As the off-peak capacity is fully used, the utility has to install 1 kW of off-peak capacity. As the off-peak capacity will be available for peak load as well, the peak capacity will be reduced by 1 kW. The cost of supply can be written as:

$$ {\text{C}}2 = \left( {{\text{X}} + 1} \right)\left( {{\text{a}} + {\text{f}} \cdot {\text{T}}} \right) + \left[ {Y - \left( {X + 1} \right)} \right]\left( {b + g \cdot H} \right) $$

(9.27)

The incremental cost is given by

$$ \Delta {\text{C}}2 \, = {\text{ C}}2 \, {-}{\text{C}} = \left( {{\text{a}} + {\text{f}} \cdot {\text{T}}} \right){-}\left( {{\text{b}} + {\text{g}}.{\text{H}}} \right) = \left( {{\text{a}} - {\text{b}}} \right) + \left( {{\text{f}} \cdot {\text{T}}{-}{\text{ g}} \cdot {\text{H}}} \right) $$

(9.28)

From Eq. 9.27, (a − b) = (g − f).H

Replacing Eq. 9.27 in Eq. 9.28, we get

$$ \Delta {\text{C}}2 = {\text{f}} \cdot \left( {{\text{T}} - {\text{H}}} \right) $$

(9.29)

The supplementary cost is equal to the cost of running the off-peak capacity during the off-peak hours (T − H). There is no fixed cost attached here and hence consumers coming to the grid during off-peak hours should pay only the running cost.

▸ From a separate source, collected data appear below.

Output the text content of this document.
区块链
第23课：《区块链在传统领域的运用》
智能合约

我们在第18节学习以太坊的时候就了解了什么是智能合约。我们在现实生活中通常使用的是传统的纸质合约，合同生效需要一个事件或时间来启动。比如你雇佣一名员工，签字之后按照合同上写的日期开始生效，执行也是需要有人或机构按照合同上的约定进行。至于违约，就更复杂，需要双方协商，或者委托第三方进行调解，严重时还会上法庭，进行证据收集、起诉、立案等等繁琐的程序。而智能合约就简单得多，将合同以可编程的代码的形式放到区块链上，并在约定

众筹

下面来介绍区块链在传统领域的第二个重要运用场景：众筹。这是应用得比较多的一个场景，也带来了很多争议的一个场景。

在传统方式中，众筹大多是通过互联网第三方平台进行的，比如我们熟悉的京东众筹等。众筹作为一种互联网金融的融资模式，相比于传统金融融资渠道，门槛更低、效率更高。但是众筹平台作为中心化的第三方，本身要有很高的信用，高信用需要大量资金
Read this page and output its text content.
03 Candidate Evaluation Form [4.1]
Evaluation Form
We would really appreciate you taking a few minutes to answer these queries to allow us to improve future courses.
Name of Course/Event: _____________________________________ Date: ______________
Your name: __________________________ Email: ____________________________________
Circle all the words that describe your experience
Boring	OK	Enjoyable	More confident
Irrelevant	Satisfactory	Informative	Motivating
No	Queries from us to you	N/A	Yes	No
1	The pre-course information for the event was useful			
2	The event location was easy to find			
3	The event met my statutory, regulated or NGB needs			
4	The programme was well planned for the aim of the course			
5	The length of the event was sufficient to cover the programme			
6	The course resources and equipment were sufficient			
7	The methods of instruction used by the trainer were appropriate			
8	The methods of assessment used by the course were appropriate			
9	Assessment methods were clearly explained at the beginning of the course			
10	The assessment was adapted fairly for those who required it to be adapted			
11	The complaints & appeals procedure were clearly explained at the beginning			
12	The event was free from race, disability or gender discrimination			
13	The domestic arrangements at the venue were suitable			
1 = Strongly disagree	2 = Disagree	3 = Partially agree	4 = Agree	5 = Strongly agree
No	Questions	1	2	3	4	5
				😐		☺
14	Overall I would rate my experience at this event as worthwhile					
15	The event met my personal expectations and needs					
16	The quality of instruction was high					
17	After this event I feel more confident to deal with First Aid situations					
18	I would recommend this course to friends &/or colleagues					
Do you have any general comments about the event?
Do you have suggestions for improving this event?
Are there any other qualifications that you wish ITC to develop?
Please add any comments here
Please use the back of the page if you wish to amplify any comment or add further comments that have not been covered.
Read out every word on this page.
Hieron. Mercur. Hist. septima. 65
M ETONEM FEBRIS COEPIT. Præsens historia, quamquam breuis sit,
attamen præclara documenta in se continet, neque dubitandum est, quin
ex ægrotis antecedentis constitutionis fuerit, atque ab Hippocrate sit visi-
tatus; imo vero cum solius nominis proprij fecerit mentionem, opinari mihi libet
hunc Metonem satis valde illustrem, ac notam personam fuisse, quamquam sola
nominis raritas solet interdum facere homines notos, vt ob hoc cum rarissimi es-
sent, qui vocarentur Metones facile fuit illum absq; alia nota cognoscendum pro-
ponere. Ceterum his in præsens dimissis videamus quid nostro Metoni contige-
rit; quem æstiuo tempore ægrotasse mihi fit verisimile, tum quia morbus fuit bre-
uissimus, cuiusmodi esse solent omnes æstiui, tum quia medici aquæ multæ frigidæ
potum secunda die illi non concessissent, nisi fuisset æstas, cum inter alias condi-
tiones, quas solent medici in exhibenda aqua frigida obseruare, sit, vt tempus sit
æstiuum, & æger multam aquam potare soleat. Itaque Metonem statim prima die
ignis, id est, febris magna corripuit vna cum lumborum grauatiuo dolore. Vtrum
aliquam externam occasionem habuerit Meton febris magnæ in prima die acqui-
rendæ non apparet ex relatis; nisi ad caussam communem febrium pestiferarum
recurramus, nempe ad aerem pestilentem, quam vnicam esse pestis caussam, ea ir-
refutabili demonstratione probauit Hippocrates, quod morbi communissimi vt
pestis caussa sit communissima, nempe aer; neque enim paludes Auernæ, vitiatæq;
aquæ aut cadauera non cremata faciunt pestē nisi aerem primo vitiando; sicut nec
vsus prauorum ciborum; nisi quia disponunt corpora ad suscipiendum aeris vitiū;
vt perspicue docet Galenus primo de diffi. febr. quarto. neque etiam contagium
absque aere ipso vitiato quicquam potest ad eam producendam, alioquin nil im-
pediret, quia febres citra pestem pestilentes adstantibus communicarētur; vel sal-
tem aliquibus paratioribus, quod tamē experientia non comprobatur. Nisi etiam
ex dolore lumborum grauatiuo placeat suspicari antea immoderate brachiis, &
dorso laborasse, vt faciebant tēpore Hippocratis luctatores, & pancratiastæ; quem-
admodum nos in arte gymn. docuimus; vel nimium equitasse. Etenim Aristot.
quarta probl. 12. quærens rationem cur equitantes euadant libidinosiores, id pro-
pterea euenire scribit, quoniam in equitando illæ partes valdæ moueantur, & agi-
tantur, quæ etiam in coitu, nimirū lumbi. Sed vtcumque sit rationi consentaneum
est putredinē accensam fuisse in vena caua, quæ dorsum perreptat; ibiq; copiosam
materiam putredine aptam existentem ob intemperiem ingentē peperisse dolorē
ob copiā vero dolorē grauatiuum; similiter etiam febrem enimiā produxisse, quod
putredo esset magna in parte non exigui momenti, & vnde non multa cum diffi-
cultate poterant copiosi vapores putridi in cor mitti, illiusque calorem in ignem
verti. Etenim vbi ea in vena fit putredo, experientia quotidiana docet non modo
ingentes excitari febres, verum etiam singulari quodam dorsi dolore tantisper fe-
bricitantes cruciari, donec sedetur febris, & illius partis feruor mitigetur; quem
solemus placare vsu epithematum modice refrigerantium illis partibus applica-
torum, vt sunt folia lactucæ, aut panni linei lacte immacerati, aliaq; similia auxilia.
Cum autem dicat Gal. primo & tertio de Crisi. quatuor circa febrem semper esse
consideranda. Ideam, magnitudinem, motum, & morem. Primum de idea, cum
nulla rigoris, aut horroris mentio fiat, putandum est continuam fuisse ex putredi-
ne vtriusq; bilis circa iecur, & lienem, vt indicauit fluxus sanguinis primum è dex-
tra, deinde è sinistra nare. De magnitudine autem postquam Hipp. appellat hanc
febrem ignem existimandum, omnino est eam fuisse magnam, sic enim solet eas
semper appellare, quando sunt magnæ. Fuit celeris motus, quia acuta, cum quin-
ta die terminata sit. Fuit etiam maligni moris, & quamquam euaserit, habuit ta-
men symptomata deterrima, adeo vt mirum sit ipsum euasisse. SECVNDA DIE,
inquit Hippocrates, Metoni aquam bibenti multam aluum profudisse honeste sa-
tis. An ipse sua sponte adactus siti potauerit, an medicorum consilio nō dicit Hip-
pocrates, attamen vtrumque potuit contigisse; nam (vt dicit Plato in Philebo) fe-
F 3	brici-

Case 3: Demand increases during the entire period

In this case, the total demand increases by 1 kW throughout. The total cost of supply is given by:

$$ {\text{C}}3 = \left( {{\text{X}} + 1} \right)\left( {{\text{a}} + {\text{f}} \cdot {\text{T}}} \right) + \left( {{\text{Y}} - {\text{X}}} \right)\left( {{\text{b}} + {\text{g}} \cdot {\text{H}}} \right) $$

(9.30)

Hence, the incremental cost is given by

$$ \Delta {\text{C}}3 = {\text{a}} + {\text{f}} \cdot {\text{T}} . $$

(9.31)

This suggests that the total incremental cost of supply has to be borne by the consumers in this case.